Eu tenho uma mãe ucraniana. Ela foi minha mãe de 10 a 16 de maio de 1965, e me deu à luz como herdeiro de um cossaco morto no campo de batalha na liderança de nosso povo. Onde estará hoje minha mãe ucraniana quando nosso povo precisa tanto de seus filhos? Sempre quis muito reencontrá-la. Tão jovem, tão linda, tão vigorosa. Todas as noites, ao fim do nosso esquete, ela me cobria de beijos (na boca até!), feliz com o nosso sucesso. Lembro de tudo: das imagens, dos cheiros, do suor, dos sorrisos, da alegria.
Onde estarão agora os netos e bisnetos de minha mãe?
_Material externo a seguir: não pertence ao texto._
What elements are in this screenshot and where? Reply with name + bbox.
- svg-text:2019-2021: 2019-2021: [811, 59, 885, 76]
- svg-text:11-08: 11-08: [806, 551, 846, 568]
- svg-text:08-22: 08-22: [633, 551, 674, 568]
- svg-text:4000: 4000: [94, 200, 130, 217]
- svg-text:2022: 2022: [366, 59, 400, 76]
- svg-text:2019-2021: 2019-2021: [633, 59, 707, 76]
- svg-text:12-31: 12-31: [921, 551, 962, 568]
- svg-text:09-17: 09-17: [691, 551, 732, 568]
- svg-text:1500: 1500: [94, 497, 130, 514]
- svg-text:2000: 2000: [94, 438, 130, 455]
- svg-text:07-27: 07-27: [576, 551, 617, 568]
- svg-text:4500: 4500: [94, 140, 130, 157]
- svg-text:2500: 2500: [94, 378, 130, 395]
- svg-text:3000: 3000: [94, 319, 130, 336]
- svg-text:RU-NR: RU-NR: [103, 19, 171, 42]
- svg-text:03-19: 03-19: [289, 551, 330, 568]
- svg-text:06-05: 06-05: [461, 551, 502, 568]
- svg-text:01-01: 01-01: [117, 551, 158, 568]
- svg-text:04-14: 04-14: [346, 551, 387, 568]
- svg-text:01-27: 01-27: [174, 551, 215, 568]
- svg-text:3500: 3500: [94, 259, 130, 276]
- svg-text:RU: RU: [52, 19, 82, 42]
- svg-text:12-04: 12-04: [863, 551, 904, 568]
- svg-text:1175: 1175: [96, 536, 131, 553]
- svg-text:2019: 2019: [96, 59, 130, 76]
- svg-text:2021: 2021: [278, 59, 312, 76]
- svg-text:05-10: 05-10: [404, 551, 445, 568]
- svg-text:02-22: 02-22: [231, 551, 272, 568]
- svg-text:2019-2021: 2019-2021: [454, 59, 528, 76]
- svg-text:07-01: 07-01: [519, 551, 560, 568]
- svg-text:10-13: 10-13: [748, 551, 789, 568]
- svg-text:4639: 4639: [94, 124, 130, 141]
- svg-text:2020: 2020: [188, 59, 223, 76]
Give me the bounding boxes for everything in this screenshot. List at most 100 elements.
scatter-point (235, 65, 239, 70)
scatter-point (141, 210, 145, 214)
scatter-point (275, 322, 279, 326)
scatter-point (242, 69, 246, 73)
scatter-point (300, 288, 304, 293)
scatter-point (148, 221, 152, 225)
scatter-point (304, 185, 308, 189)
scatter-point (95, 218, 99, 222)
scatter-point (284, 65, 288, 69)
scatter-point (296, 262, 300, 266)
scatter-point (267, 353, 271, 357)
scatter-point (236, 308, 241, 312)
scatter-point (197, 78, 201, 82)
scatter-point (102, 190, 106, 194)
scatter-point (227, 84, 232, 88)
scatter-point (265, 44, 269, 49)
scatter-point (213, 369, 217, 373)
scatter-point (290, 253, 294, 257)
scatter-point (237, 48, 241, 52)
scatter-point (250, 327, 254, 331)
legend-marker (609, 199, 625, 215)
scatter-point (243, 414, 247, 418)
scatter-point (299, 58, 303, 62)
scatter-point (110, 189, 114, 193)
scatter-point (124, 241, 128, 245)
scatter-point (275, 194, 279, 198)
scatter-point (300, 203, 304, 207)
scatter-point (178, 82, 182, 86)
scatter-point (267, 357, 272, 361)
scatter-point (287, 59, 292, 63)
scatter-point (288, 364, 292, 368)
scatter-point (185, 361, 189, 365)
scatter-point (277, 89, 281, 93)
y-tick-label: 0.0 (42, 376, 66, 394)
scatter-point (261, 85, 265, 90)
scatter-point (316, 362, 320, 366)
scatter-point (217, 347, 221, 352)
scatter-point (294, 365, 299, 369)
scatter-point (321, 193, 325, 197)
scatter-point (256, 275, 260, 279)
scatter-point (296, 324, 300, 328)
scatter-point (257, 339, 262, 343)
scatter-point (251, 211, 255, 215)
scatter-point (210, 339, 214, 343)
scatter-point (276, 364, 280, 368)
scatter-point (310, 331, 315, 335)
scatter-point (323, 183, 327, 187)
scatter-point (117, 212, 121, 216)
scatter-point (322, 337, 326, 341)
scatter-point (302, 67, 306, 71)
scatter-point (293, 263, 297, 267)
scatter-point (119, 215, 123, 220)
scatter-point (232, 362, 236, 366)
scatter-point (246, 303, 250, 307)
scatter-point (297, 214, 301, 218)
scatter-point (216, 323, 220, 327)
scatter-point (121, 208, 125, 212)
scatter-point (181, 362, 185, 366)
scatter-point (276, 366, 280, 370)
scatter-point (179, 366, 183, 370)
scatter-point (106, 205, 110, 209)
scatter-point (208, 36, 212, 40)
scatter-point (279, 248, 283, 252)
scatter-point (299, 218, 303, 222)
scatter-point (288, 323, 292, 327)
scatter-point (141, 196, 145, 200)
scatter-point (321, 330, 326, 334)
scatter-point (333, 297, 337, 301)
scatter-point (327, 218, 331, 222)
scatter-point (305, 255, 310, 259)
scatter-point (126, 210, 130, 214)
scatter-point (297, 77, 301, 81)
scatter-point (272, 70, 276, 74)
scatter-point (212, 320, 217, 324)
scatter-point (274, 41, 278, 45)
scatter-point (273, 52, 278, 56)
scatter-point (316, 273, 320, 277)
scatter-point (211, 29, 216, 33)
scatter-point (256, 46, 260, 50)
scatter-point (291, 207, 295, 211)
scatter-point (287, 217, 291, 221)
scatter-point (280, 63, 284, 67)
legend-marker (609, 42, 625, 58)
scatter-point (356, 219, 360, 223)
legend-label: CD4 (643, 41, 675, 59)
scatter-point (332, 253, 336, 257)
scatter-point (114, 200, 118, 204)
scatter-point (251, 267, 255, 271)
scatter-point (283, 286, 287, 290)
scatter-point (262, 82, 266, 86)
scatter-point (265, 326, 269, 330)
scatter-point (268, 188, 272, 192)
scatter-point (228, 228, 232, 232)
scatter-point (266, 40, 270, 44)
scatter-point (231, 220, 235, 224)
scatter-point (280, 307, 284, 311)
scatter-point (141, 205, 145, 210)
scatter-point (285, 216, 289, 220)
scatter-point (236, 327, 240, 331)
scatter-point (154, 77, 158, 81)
E meus irmãos e sobrinhos? De arma em punho como os cassacos que celebrávamos aos saltos no palco do teatro lotado?
Ontem li sobre o Fantasma de Kiev, um piloto mitológico que já teria abatido quase uma dezena de aviões russos e ninguém sabe quem é. Ao ler, entendi imediatamente quem fui naquelas longínquas noites de maio; quem emergia da terra para apertar contra o peito o gorro e a espada (como pesava!) do pai morto: o fantasma de Kiev, transfiguração humanizada do arcanjo São Miguel, padroeiro da Ucrânia.
Estou velho demais para guerra. Mas queria saber de minha mãe. Minha mãe ucraniana. Rezo por ela e por nosso povo.
Na foto, sou eu e minha mãe ucraniana fotografados pelo diretor artístico do Teatro Municipal do Rio de Janeiro em 1965, o genial Fernando Pamplona. Ela era bailarina do Conjunto Emérito Estatal de Danças da Ucrânia.